AKIBA'S TRIP -THE ANIMATION- 第13話

 最后が一番雑だったかねぇ。
 なんか秋葉の主を倒して大団円という形。全体的に祭の様相で、そのへんよくあるフォーマットではあるのだが、パロディ多目で遊んでいるのが個人的には今一だった。ようするに逃げたんでしょとしか思えなかった。とはいえ、現実もそうだが事態が悪化してから対処療法ってのは一番不味いやり方であって、そうならないような予防というかそういうのが本筋。が、そういうのをこういうドラマで描くとすると、地味な展開にしかならないので、事態を悪化させてそれをスマートなやり方なり努力なりで覆すというカタルシスにしないと見栄えはせんわな。だから「みんなが愛する心が秋葉を救う」というのはおそらくテキスト側でもお笑いとしか考えてなくて、その念仏をいかにも馬鹿馬鹿しく描くことによって現実はこうではないよという主張をする手法と考えるしかない。本当に一人一人の心がけでなんとかなるとでもいうのならそもそもこんな事態にはなってないし、おまえも土壇場で一人一人の心がけエネルギーでなんとかなった実体験なんてないだろ?、それが証拠にあの表現規制が大好きな自民盗が今やりたい放題やってるし、本来ならサブカル好きなオタクは自分の領域を守りたいんだったら権力を常日頃監視して力を与えるような機会をあたえてはならないのに、よりにもよってその決して全体から見ると一部ではない多数のオタクこそが自民盗を支持してしまっているというクソな現実に向き合えよってなもんだ。本当に自分の領域をオタクとして守りたいのであれば、この作品でいう自警団のような行動を心がけておくべきであって、バカ面下げて一時の興奮に身を任せてサイリウムを振ることではないということがスタッフの言いたいことであるのならばまぁわからなくもないが、あの表現ではそこまで伝えられないでしょといった感じ。が、そもそもB級作品であることが前提で作られているわけで、正直そこまで期待するというのは酷というもの。

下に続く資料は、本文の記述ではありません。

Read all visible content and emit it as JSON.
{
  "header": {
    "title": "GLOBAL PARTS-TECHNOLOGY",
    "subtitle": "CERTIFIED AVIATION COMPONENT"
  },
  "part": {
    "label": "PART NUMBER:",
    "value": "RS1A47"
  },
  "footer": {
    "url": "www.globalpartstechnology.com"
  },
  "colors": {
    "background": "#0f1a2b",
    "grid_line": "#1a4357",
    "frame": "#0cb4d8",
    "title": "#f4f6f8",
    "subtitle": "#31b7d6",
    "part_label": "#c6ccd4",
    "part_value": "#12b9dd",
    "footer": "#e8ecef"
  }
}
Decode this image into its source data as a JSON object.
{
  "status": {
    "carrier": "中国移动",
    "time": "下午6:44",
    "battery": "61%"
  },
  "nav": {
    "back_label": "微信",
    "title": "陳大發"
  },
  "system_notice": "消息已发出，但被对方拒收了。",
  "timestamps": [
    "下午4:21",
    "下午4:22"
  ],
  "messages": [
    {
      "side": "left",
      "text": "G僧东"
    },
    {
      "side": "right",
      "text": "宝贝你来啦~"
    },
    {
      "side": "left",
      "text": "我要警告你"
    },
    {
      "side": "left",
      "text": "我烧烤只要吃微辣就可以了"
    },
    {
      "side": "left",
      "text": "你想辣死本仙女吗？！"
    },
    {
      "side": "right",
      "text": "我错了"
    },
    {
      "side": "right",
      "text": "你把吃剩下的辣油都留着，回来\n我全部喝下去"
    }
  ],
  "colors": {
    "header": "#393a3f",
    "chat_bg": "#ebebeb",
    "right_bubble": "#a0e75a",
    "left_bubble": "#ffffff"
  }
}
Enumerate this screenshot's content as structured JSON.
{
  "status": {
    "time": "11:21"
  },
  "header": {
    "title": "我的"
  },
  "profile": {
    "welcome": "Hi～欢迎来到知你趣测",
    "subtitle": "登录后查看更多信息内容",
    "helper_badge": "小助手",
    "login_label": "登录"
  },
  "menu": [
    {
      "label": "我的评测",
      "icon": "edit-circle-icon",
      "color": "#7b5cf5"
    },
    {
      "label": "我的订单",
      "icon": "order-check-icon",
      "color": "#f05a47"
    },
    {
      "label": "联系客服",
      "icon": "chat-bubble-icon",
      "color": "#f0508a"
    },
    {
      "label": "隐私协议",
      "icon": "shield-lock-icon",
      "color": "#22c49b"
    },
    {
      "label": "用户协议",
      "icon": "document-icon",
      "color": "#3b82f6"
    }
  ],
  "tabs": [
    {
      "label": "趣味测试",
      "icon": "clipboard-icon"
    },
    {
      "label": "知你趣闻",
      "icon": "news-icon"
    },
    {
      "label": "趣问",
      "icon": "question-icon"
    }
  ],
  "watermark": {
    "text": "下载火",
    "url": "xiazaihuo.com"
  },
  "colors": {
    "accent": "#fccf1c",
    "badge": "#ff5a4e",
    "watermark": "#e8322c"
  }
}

 というわけで、最終回としてはどうにも評価が困る出来ではあったのだが、全体的に見ると思わぬ拾い物レヴェルの作品で割と楽しんでた。新番チェックのときは秋葉の歴史的なものを期待し、友人の(ゲーム原作であるというあたりからの)観測を聞いてちょっと失望してたんだが、実際に視聴してみると最初に自分が期待していたネタを仕込んでくれていたし、そのネタの掘り下げも個人的には大満足。マニアからすると掘り下げようが足りないと言うのかもしれないが、掘り下げすぎると視聴者置いてけぼりになってしまうので、このくらいの塩梅がなかなかのもの。
 あと気になったのがやはりやりがい搾取型のアルバイト回。これは秋葉を舞台にしてはいても秋葉特有というよりは一般性が高い…というよりは秋葉全然関係ないネタではあるので、そのへん社会問題を織り込んできたんだろうなというのがわかる。
 あと、これもわかりにくい表現だと思うのだが、終盤のボスの憂いというのは、結構な数の秋葉愛好者のものと同じであって、こうアニメやゲーム販売主体の街になってしまっているというのはどちらかというと批判対象にしてると思う。秋葉は電子部品の町としての顔が長かったので、技術立国日本を支える企業がなにかちょっと実験でもしようかというときにひょいと秋葉に行って部品を物色して必要なものをそろえるって使われ方をしてた。で、秋葉のように種々の部品屋が集約されていることはそれなりに必要なことであって、日本のあり方を支える一つの部品・聖地ではあったのだ。それがアニメやゲームなどのサブカルコンテンツの街になるのは百歩譲ってよいにしても、それは決して文化の発信地として機能するのではなく、単なる消費地としてしか機能してないのはちょっと如何なものかと思わなくもないのだ。そういう消費地としての秋葉の利用のされ方が定着したからこそ、その技術立国を支えてきた屋台骨という要素が薄まり、単に消費するだけのオタクがより多く集まってきたせいで、逆にそれを権力側に(特に表現規制として)利用されてしまうという無様な有様になっているわけで、この状況はどうよ?という主張とまではいわないまでも、そういう構造を表現してはいるわなぐらいには思った。それが顕著なのが前述のやりがい搾取型アルバイトの回であって、あれは客観的に見たら明らかにおかしいし、本人も冷静に考えたらおかしいと気付く事柄ではあるんだけど、権力側に言いくるめられて結果的にそのおかしい構造を自ら喜んで支えてしまっているという流れになっている。そこまで考えるとやはりこの作品はコメディとしても軽妙だし、秋葉というネタをよく研究してそれなりに表現しているし、そこに現代性を与えて文化資本の危機について描いているという点では良くできていると思う。下品ではあるけど、かなりテキストゝしては個人的に評価の高い作品。